Ask HN: How would you solve the spam problem at Gmail? - zatkin
Imagine for a moment that you are on the GMail team and you need to solve the problem of deciding whether an email intended for one of your customers (@gmail.com user) is going to go to the Inbox or Spam folder.<p>The world is full of actors - both good and bad - who are hungry to get their message into Inbox.<p>So how would you ensure only the good actors land in the Inbox?
======
pacificenigma
You start with SPF, DKIM, DMARC and IP reputation.

But then I'd use the moat GMail enjoys as a primary mail destination by
statistically looking at the frequency an incoming email's metadata and
content similarity has recently arrived at GMail as a whole, then moving
suspicious arrivals into a progressive exposure pathway that tentatively
delivers a small percent to known currently-active users (eg mobile GMail app
open on screen and unlocked) and see what percentage are flagged as spam,
archived or deleted.

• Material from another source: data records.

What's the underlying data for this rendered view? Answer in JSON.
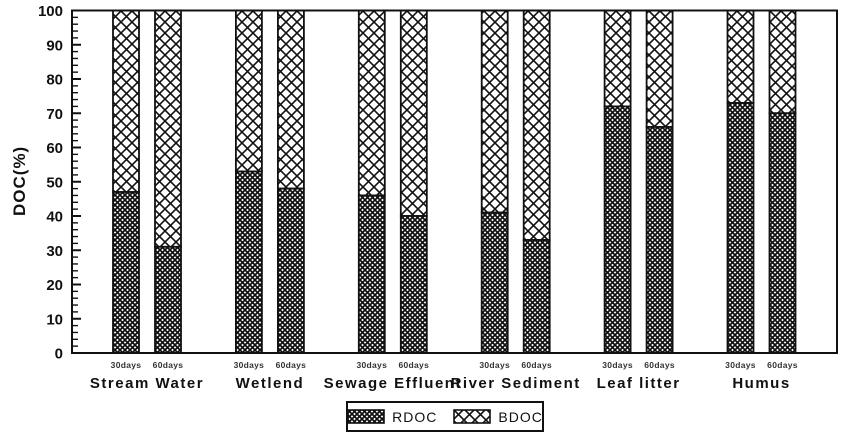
{
  "chart_data": {
    "type": "bar",
    "stacked": true,
    "title": "",
    "ylabel": "DOC(%)",
    "xlabel": "",
    "ylim": [
      0,
      100
    ],
    "ytick_major_step": 10,
    "ytick_minor_step": 2,
    "ytick_labels": [
      "0",
      "10",
      "20",
      "30",
      "40",
      "50",
      "60",
      "70",
      "80",
      "90",
      "100"
    ],
    "grid": false,
    "categories": [
      "Stream Water",
      "Wetlend",
      "Sewage Effluent",
      "River Sediment",
      "Leaf litter",
      "Humus"
    ],
    "bar_sublabels": [
      "30days",
      "60days"
    ],
    "series": [
      {
        "name": "RDOC",
        "pattern": "dense-crosshatch",
        "values": {
          "30days": [
            47,
            53,
            46,
            41,
            72,
            73
          ],
          "60days": [
            31,
            48,
            40,
            33,
            66,
            70
          ]
        }
      },
      {
        "name": "BDOC",
        "pattern": "open-crosshatch",
        "values": {
          "30days": [
            53,
            47,
            54,
            59,
            28,
            27
          ],
          "60days": [
            69,
            52,
            60,
            67,
            34,
            30
          ]
        }
      }
    ],
    "legend": {
      "position": "bottom-center",
      "entries": [
        "RDOC",
        "BDOC"
      ]
    },
    "colors": {
      "ink": "#111111",
      "background": "#ffffff"
    }
  }
}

Then use that real time feedback to vary the delivery
flow of remaining messages to inbox vs spam.

------
gt565k
First and foremost you want to make sure SPF, DKIM, and DMARC are valid from
the sender's mail server

[https://www.smartertools.com/blog/2019/04/09-understanding-s...](https://www.smartertools.com/blog/2019/04/09-understanding-
spf-dkim-dmarc)

Then, email filtering companies use things like IP Address of the sender,
keywords, and NLP, and other tools to determine if the email has spam and
assign it some kind of score to it.

------
quickthrower2
You can use the + feature to generate different email addresses and then chuck
anything coming to the root address. That way when you get spam on a
particular address you just block that one address.

------
buboard
Apart from a preapproved list of contacts, I would ask for a fee to deliver
each message and only high bidders get to pass. Which is more or less what
they re doing

------
gesman
Perfect task for AI. Especially considering that Google has more resources for
it than bad actor.

------
joegahona
This sounds like a product-manager-interview question.

------
gtirloni
Interview question? ;)